- Excellent point-and-shoot dual cameras
- Much improved low-light performance
- Depth-of-field feature coming later this year
The iPhone 7 Plus camera is one of the major new features on the handset, and it's the first iPhone to boast two rear-facing snappers – the smaller iPhone 7 is still stuck with a single lens.
Take a look at the back of the 7 Plus and the large camera bulge is home to two 12MP cameras, one of which is a wide-angle lens while the other is a telephoto lens. In short, switching from wide-angle to telephoto gives you a 2x optical zoom, which means you don't lose image quality while getting closer to your subject.
Optical zoom is something smartphones have always struggled with, and usually you just have a digital zoom at your disposal, which reduces the quality of your shots the closer in you get. You can still digital-zoom (up to 10x) on the 7 Plus if the 2x optical option isn't enough – but it's good to see Apple taking a positive step forward here.
Apple isn't the first to slap two cameras on the back of a smartphone, with Huawei, LG, Honor and HTC just some of the rival manufacturers who've done something similar in the past – although the implementation has differed between handsets.

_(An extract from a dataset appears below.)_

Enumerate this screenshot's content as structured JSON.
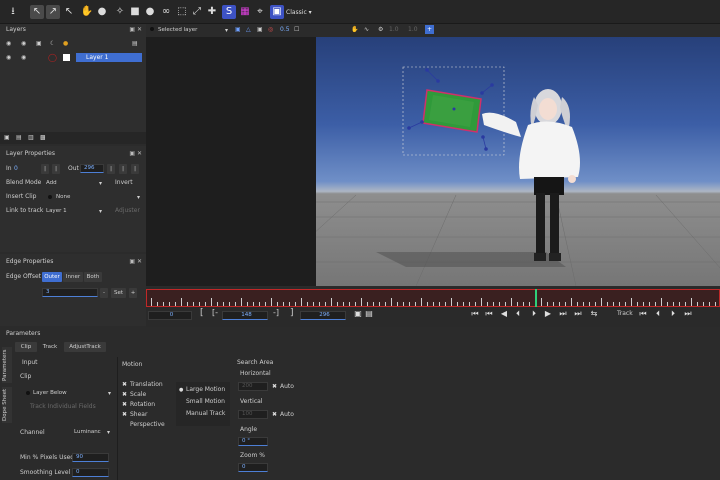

In true Apple fashion, the two cameras on the 7 Plus have the same simplicity as previous iPhone iterations, with a simple '1x' or '2x' button above the on-screen shutter button enabling you to jump between the two.
It's not just a second lens that's new on the iPhone 7 Plus either; there's a whole new camera system too, with a larger f/1.8 aperture and six-element lens allowing the cameras to suck in 50% more light than their predecessors.

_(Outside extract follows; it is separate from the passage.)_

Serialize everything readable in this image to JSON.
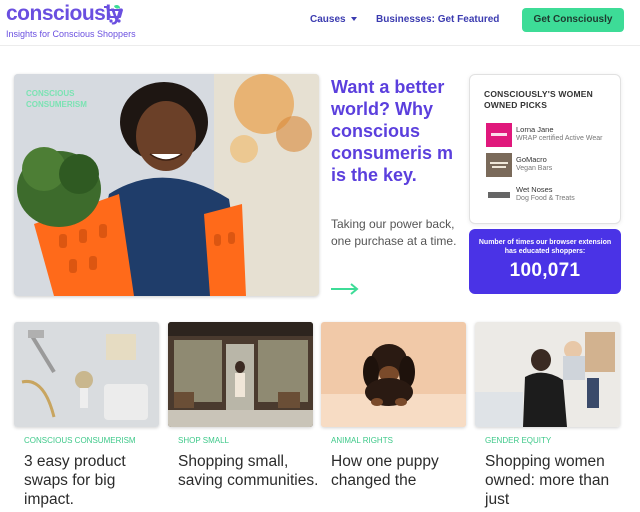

And it really does work. Low-light performance from the iPhone 7 Plus is much improved over the 6S Plus, and nears the levels we've seen from the Galaxy S7 and S7 Edge. Though of course all of these phones have since been topped by newer handsets such as the Huawei Mate 20 Pro.

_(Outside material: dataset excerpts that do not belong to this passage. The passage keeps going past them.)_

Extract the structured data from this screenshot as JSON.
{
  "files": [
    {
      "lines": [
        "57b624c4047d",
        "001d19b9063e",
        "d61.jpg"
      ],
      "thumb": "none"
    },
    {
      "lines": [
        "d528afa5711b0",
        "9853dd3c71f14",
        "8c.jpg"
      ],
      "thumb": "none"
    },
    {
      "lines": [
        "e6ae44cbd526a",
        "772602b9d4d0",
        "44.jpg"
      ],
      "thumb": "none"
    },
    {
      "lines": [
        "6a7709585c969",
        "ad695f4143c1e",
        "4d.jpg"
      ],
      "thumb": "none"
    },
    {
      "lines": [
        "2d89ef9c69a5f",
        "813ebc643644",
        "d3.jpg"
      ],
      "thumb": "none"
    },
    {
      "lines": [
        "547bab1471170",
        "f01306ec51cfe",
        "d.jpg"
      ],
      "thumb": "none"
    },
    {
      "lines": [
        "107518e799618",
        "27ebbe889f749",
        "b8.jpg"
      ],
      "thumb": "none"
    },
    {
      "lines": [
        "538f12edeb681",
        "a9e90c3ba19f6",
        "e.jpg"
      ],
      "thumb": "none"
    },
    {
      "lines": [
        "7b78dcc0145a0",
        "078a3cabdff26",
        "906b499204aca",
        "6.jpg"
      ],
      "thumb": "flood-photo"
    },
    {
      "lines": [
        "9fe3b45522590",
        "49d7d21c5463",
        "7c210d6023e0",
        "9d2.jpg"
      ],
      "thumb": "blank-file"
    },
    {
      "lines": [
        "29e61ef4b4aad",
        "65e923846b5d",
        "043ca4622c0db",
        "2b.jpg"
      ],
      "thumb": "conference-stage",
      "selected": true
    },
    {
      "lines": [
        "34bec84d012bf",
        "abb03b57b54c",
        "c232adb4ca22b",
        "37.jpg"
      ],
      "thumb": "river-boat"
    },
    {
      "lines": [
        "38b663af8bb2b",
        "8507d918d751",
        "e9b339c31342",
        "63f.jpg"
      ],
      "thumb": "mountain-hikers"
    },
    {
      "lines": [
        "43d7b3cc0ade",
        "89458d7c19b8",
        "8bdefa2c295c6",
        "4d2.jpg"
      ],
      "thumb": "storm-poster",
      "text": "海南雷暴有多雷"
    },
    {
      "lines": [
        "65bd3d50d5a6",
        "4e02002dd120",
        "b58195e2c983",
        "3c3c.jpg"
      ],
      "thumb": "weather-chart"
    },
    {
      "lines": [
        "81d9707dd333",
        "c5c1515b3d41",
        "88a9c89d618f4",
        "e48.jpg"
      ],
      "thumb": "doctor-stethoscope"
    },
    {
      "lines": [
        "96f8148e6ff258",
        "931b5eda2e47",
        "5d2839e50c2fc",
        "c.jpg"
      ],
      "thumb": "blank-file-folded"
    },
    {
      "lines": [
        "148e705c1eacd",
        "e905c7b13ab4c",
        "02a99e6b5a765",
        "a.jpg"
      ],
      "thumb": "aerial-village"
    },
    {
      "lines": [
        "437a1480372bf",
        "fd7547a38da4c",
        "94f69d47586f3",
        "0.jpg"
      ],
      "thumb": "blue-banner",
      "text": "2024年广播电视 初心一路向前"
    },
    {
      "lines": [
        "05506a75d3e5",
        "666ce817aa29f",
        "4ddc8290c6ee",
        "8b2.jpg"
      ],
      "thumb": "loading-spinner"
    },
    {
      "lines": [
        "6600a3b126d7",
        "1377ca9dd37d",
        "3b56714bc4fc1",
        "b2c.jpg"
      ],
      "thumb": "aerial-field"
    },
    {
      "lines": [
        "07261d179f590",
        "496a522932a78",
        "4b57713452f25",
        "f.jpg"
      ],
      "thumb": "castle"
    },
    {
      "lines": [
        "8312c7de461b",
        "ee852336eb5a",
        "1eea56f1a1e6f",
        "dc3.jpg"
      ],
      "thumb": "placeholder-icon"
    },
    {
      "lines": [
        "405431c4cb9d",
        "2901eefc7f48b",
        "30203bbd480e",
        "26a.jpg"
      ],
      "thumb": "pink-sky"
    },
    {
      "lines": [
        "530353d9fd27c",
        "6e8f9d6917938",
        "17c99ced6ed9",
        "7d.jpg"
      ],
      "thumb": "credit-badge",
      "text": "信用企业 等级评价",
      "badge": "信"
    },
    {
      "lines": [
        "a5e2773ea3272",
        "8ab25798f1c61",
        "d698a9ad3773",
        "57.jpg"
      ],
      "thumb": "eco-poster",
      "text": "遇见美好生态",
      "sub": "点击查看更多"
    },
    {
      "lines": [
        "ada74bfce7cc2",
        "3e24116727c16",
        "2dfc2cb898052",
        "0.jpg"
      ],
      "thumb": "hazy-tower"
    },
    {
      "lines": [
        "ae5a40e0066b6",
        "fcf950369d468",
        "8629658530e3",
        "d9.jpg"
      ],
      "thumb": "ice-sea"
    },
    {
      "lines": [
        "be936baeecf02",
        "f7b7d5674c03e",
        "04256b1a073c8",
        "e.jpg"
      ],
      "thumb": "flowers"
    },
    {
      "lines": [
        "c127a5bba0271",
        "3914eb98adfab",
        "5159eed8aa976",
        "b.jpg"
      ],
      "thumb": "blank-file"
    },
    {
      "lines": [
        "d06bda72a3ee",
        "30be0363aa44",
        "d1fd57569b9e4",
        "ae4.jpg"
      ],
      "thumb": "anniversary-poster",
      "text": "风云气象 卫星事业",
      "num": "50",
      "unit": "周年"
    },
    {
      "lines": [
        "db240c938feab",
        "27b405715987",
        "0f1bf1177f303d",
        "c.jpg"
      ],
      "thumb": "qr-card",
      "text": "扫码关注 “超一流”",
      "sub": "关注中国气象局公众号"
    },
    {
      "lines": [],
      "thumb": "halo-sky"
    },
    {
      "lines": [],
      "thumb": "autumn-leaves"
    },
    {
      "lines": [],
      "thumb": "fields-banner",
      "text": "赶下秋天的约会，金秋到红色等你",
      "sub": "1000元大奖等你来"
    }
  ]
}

Compare your shots with any taken on an iPhone 6 Plus or 6S Plus and you'll also note the improved color reproduction, thanks to the 7 Plus sporting wider color capture for more vibrant shots.
They're still not quite as punchy as the shots you get from a top Samsung phone, but the improvement over its predecessors is again noticeable, and it's yet another feather in the cap of Apple's all-new camera system.
The camera app itself is just as easy to use, with no overcomplicated settings: just point, and shoot. HDR is set to auto by default, and generally does a good job of brightening up darker areas of your shots – although it can overexpose already bright areas at times.
While rival manufacturers try and stuff a whole host of modes and features into their camera apps, Apple continues to shy away from things like Pro mode, giving you just six options: photo, square, pano, video, slo-mo and time-lapse.
For everyday users it makes the app far less daunting – but those who like tinkering with the likes of exposure, shutter speed and white balance might want to take a look at the current crop of Android flagships.
Live photos are present again here, which sees the iPhone 7 Plus capture a couple of seconds of video with each photo you snap, bringing them briefly to life – and these moving images are supported by the likes of Facebook and Instagram if you fancy sharing them with friends.
The true potential of the dual-cameras wasn't fully realized at launch, as they were still working independently of each other. That changed later, as Apple rolled out a software update to unlock its depth-of-field feature.
This sees the two 12MP snappers work in unison to produce what Apple claims are DSLR-quality images.
The update allows the dual cameras to produce a bokeh effect, creating an attractive background blur around your in-focus subject.